Una vez terminada la presentación, dos de los participantes comentaron con realismo, franqueza y cierta crueldad: “más de lo mismo”, “eso ya está dicho”, “no nos descubres el mundo…”. A mí me cayeron aquellas palabras como un balde de agua fría. A raíz de esa experiencia que para mí fue aparentemente negativa, me propuse leer todo lo que estuviera a mi alcance sobre pastoral vocacional. Sentía el reclamo interior de comprobar si era o no verdad lo que habían dicho mis hermanos y compañeros de trabajo que contaban ya con muchos años de experiencia de campo.

Lo primero que hice fue leer todos los documentos del caminar de la Iglesia desde el Concilio Vaticano II (1962-1965) hasta el momento presente. Aquellos días fueron muy fecundos, pues pude rastrear el camino progresivo de la Iglesia en la reflexión, la pedagogía y la praxis de la pastoral vocacional. A continuación me topé con libros, artículos, revistas…, y se fue ampliando mi comprensión y visión de las cosas. Cuanto más leía y tenía delante de mí lo que se había trabajado en torno a la animación de las vocaciones tanto más me quedaba maravillado y me decía a mí mismo: “cómo no habré conocido todo esto antes”.

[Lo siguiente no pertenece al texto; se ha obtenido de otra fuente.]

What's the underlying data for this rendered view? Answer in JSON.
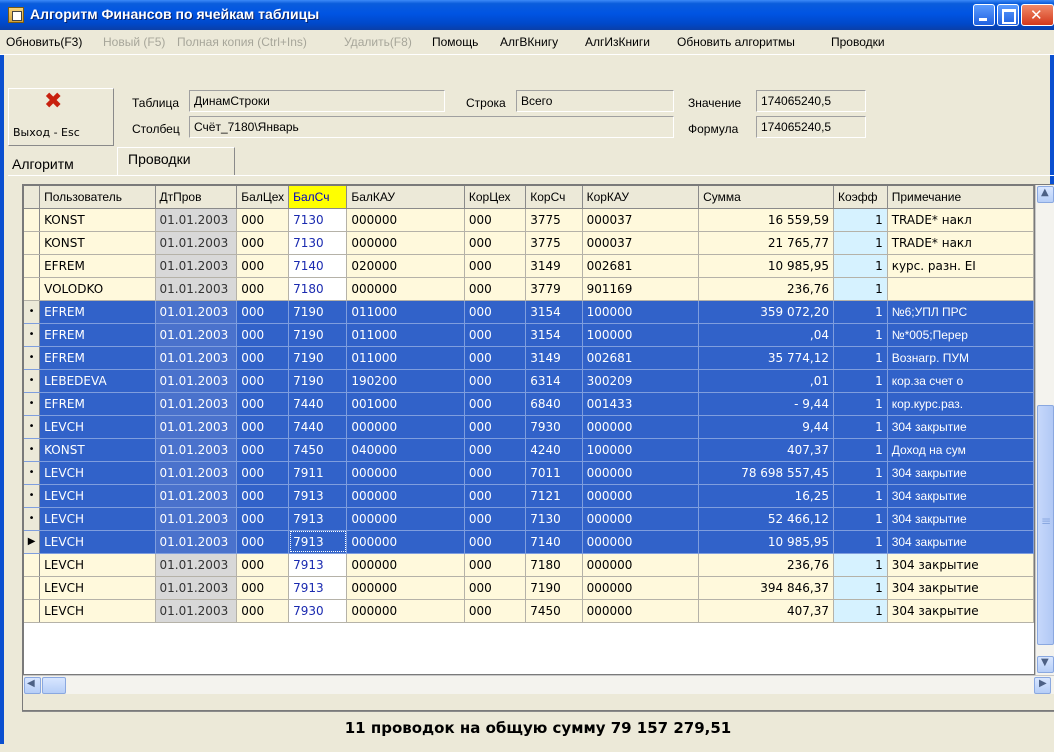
{
  "window": {
    "title": "Алгоритм Финансов по ячейкам таблицы"
  },
  "menu": [
    {
      "label": "Обновить(F3)",
      "enabled": true
    },
    {
      "label": "Новый (F5)",
      "enabled": false
    },
    {
      "label": "Полная копия (Ctrl+Ins)",
      "enabled": false
    },
    {
      "label": "Удалить(F8)",
      "enabled": false
    },
    {
      "label": "Помощь",
      "enabled": true
    },
    {
      "label": "АлгВКнигу",
      "enabled": true
    },
    {
      "label": "АлгИзКниги",
      "enabled": true
    },
    {
      "label": "Обновить алгоритмы",
      "enabled": true
    },
    {
      "label": "Проводки",
      "enabled": true
    }
  ],
  "header": {
    "exit_label": "Выход - Esc",
    "table_label": "Таблица",
    "table_value": "ДинамСтроки",
    "column_label": "Столбец",
    "column_value": "Счёт_7180\\Январь",
    "row_label": "Строка",
    "row_value": "Всего",
    "value_label": "Значение",
    "value_value": "174065240,5",
    "formula_label": "Формула",
    "formula_value": "174065240,5"
  },
  "tabs": [
    {
      "label": "Алгоритм",
      "active": false
    },
    {
      "label": "Проводки",
      "active": true
    }
  ],
  "grid": {
    "columns": [
      "Пользователь",
      "ДтПров",
      "БалЦех",
      "БалСч",
      "БалКАУ",
      "КорЦех",
      "КорСч",
      "КорКАУ",
      "Сумма",
      "Коэфф",
      "Примечание"
    ],
    "rows": [
      {
        "user": "KONST",
        "date": "01.01.2003",
        "balceh": "000",
        "balsch": "7130",
        "balkau": "000000",
        "korceh": "000",
        "korsch": "3775",
        "korkau": "000037",
        "sum": "16 559,59",
        "koef": "1",
        "note": "TRADE* накл",
        "selected": false,
        "marker": ""
      },
      {
        "user": "KONST",
        "date": "01.01.2003",
        "balceh": "000",
        "balsch": "7130",
        "balkau": "000000",
        "korceh": "000",
        "korsch": "3775",
        "korkau": "000037",
        "sum": "21 765,77",
        "koef": "1",
        "note": "TRADE* накл",
        "selected": false,
        "marker": ""
      },
      {
        "user": "EFREM",
        "date": "01.01.2003",
        "balceh": "000",
        "balsch": "7140",
        "balkau": "020000",
        "korceh": "000",
        "korsch": "3149",
        "korkau": "002681",
        "sum": "10 985,95",
        "koef": "1",
        "note": "курс. разн. EI",
        "selected": false,
        "marker": ""
      },
      {
        "user": "VOLODKO",
        "date": "01.01.2003",
        "balceh": "000",
        "balsch": "7180",
        "balkau": "000000",
        "korceh": "000",
        "korsch": "3779",
        "korkau": "901169",
        "sum": "236,76",
        "koef": "1",
        "note": "",
        "selected": false,
        "marker": ""
      },
      {
        "user": "EFREM",
        "date": "01.01.2003",
        "balceh": "000",
        "balsch": "7190",
        "balkau": "011000",
        "korceh": "000",
        "korsch": "3154",
        "korkau": "100000",
        "sum": "359 072,20",
        "koef": "1",
        "note": "№6;УПЛ ПРС",
        "selected": true,
        "marker": "•"
      },
      {
        "user": "EFREM",
        "date": "01.01.2003",
        "balceh": "000",
        "balsch": "7190",
        "balkau": "011000",
        "korceh": "000",
        "korsch": "3154",
        "korkau": "100000",
        "sum": ",04",
        "koef": "1",
        "note": "№*005;Перер",
        "selected": true,
        "marker": "•"
      },
      {
        "user": "EFREM",
        "date": "01.01.2003",
        "balceh": "000",
        "balsch": "7190",
        "balkau": "011000",
        "korceh": "000",
        "korsch": "3149",
        "korkau": "002681",
        "sum": "35 774,12",
        "koef": "1",
        "note": "Вознагр. ПУМ",
        "selected": true,
        "marker": "•"
      },
      {
        "user": "LEBEDEVA",
        "date": "01.01.2003",
        "balceh": "000",
        "balsch": "7190",
        "balkau": "190200",
        "korceh": "000",
        "korsch": "6314",
        "korkau": "300209",
        "sum": ",01",
        "koef": "1",
        "note": "кор.за счет о",
        "selected": true,
        "marker": "•"
      },
      {
        "user": "EFREM",
        "date": "01.01.2003",
        "balceh": "000",
        "balsch": "7440",
        "balkau": "001000",
        "korceh": "000",
        "korsch": "6840",
        "korkau": "001433",
        "sum": "- 9,44",
        "koef": "1",
        "note": "кор.курс.раз.",
        "selected": true,
        "marker": "•"
      },
      {
        "user": "LEVCH",
        "date": "01.01.2003",
        "balceh": "000",
        "balsch": "7440",
        "balkau": "000000",
        "korceh": "000",
        "korsch": "7930",
        "korkau": "000000",
        "sum": "9,44",
        "koef": "1",
        "note": "304 закрытие",
        "selected": true,
        "marker": "•"
      },
      {
        "user": "KONST",
        "date": "01.01.2003",
        "balceh": "000",
        "balsch": "7450",
        "balkau": "040000",
        "korceh": "000",
        "korsch": "4240",
        "korkau": "100000",
        "sum": "407,37",
        "koef": "1",
        "note": "Доход на сум",
        "selected": true,
        "marker": "•"
      },
      {
        "user": "LEVCH",
        "date": "01.01.2003",
        "balceh": "000",
        "balsch": "7911",
        "balkau": "000000",
        "korceh": "000",
        "korsch": "7011",
        "korkau": "000000",
        "sum": "78 698 557,45",
        "koef": "1",
        "note": "304 закрытие",
        "selected": true,
        "marker": "•"
      },
      {
        "user": "LEVCH",
        "date": "01.01.2003",
        "balceh": "000",
        "balsch": "7913",
        "balkau": "000000",
        "korceh": "000",
        "korsch": "7121",
        "korkau": "000000",
        "sum": "16,25",
        "koef": "1",
        "note": "304 закрытие",
        "selected": true,
        "marker": "•"
      },
      {
        "user": "LEVCH",
        "date": "01.01.2003",
        "balceh": "000",
        "balsch": "7913",
        "balkau": "000000",
        "korceh": "000",
        "korsch": "7130",
        "korkau": "000000",
        "sum": "52 466,12",
        "koef": "1",
        "note": "304 закрытие",
        "selected": true,
        "marker": "•"
      },
      {
        "user": "LEVCH",
        "date": "01.01.2003",
        "balceh": "000",
        "balsch": "7913",
        "balkau": "000000",
        "korceh": "000",
        "korsch": "7140",
        "korkau": "000000",
        "sum": "10 985,95",
        "koef": "1",
        "note": "304 закрытие",
        "selected": true,
        "marker": "▶",
        "focus": true
      },
      {
        "user": "LEVCH",
        "date": "01.01.2003",
        "balceh": "000",
        "balsch": "7913",
        "balkau": "000000",
        "korceh": "000",
        "korsch": "7180",
        "korkau": "000000",
        "sum": "236,76",
        "koef": "1",
        "note": "304 закрытие",
        "selected": false,
        "marker": ""
      },
      {
        "user": "LEVCH",
        "date": "01.01.2003",
        "balceh": "000",
        "balsch": "7913",
        "balkau": "000000",
        "korceh": "000",
        "korsch": "7190",
        "korkau": "000000",
        "sum": "394 846,37",
        "koef": "1",
        "note": "304 закрытие",
        "selected": false,
        "marker": ""
      },
      {
        "user": "LEVCH",
        "date": "01.01.2003",
        "balceh": "000",
        "balsch": "7930",
        "balkau": "000000",
        "korceh": "000",
        "korsch": "7450",
        "korkau": "000000",
        "sum": "407,37",
        "koef": "1",
        "note": "304 закрытие",
        "selected": false,
        "marker": ""
      }
    ]
  },
  "footer": {
    "summary": "11 проводок на общую сумму 79 157 279,51"
  },
  "colors": {
    "selection": "#3162c9",
    "highlight_header": "#ffff00",
    "row_bg": "#fff9dc",
    "koef_bg": "#d6f2ff",
    "exit_icon": "#c8200e"
  },
  "icons": {
    "exit": "close-x-icon",
    "app": "table-app-icon"
  }
}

Curiosamente en las sucesivas reuniones de trabajo aprendí que era un inexperto y un novato en el campo y que mi situación era de aprendiz, sobre todo de la experiencia de quienes ya llevaban muchos años bregando y dejándose la piel en el campo de las vocaciones. Únicamente descubrí un detalle sobre la pastoral vocacional que creía que se sabía muy bien en la teoría pero que en la práctica no se había hecho nada, al menos en el contexto donde yo me encontraba. Se trataba de la importancia de incorporarse a los equipos diocesanos de pastoral vocacional de las diócesis donde tenemos comunidades agustino-recoletas.

Por iniciativa propia llamé a las puertas de la Diócesis. Al principio me dieron largas…, hasta que al final el delegado de vocaciones de la Diócesis me concedió una entrevista. Una vez más fue para mí una sorpresa conocer el enorme trabajo que se hacía en aquella Diócesis por la animación de las vocaciones. Existía un equipo vocacional bien constituido, formado y organizado, compuesto por sacerdotes diocesanos, laicos comprometidos y muchas religiosas. Así es que la propuesta de contar con un religioso más fue bien acogida. Años aquellos de compartir, aprender, crecer juntos y hacer camino como Iglesia.

Hace un par de meses del presente año 2018, en una reunión de equipos de animación vocacional viví una experiencia que por dentro me hizo mucha gracia. La cuento brevemente. Recientemente se incorporaron nuevos hermanos religiosos al trabajo de la pastoral vocacional donde ahora me encuentro, venidos desde diferentes contextos y circunstancias. Mientras comentábamos asuntos varios, los había quienes con todo el entusiasmo del mundo proponían lo que debíamos hacer para sacar la animación de la vocaciones de su continua crisis. Me acordé mucho de aquella frase: “pero si eso ya está dicho”. Aunque en este caso solo lo pensé…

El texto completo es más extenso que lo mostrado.